A number of special tokens can be used in the right hand side of expressions. They are detailed in the following table.

Name	Meaning
STREAM_xxxxx	a sample value, as described in section 2.3.2.1
STREAMSPS	the sample rate of the output† stream, in samples per second
STREAMTIME	the time-stamp of the current sample of the output† stream

† Where multiple streams are used as inputs, the output sample rate need not be equal to the sample rate of every input stream - see section 2.3.3 on page 9 for details.

2.3.2.5 Functions

Many functions are available for use in the right hand side of expressions. The most useful, in this context, are typically the trigonometric functions, Sin(), Cos() and Tan(), and some of the numerical functions, such as SquareRoot() and Absolute().

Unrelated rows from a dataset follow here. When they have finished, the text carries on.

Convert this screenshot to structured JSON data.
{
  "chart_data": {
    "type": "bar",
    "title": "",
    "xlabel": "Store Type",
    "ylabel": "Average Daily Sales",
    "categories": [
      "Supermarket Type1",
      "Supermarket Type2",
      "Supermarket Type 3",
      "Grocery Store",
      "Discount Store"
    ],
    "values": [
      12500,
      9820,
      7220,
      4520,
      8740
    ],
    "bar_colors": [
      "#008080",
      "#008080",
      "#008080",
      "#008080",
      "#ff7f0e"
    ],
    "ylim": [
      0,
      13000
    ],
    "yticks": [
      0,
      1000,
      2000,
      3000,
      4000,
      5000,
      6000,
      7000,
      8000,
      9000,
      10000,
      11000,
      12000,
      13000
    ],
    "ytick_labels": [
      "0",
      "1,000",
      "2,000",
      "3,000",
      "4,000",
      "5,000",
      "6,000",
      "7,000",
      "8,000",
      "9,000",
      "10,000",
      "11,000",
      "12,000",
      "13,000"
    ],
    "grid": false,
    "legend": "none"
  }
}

In addition, two functions are provided for the special case of "rotating" data. This is useful when, for example, a borehole instrument has been installed without the N/S axis being physically aligned to true North. The two horizontal streams from the instrument can be combined mathematically to produce two virtual output streams which produce the same data that would be seen if the instrument had been aligned correctly.

These are ROTATEX(), which generates a virtual X component and ROTATEY(), which generates a virtual Y component.

Usage:

ROTATEX( inputX, inputY, angle )

ROTATEY( inputX, inputY, angle )

where

inputX is the stream reference (see section 2.3.2.1) of the X channel of the input data
inputY is the stream reference of the Y channel of the input data
angle specifies the angle, in degrees, through which the data should be rotated.

The underlying implementation for ROTATEX is:

Cos( ArcTan2(y, x) + angle ) × √(x² + y²)

and for ROTATEY is:

Sin( ArcTan2(y, x) + angle ) × √(x² + y²)

(The ArcTan2() function is an extension of the inverse Tan() function. By using the signs of its arguments, it is defined across all four quadrants.)

See section 3.2.6 for examples of the use of these two functions and section 4.2 for a complete list of available functions.

2.3.3 Sample rates

The sample rate of the virtual output stream on the left-hand side of the expression is determined by the sample rate(s) of the input stream(s) on the right-hand side of the expression.

If the right-hand side involves multiple streams with different sample rates, the output sample rate will be equal to the highest of the input sample rates. In this case, where values from a lower-rate input stream are referenced in the expression, the sample with the time-stamp nearest to the current output time-stamp will be used.

2.4 Chaining expressions

As explained in section 2.3.2.1, expressions can use the output of other expressions as their input streams. This allows complex expressions to be built up from simpler sub-expressions with the intermediate results available as additional streams. See the integration recipe in section 3.2.7 for an example of this technique.

2.5 Start-up considerations

When a new stream is created, there is a twenty-second delay before the calculation of expressions begins. This allows for the possibility of back-fill starting shortly after a digitiser becomes available over the network: it helps ensure that processing starts with the back-fill data rather than just the live data.

This can cause problems when generating virtual streams from replayed files. One mitigation technique is to start the replay and stop it as soon as all streams have appeared, wait thirty seconds and then start the replay again.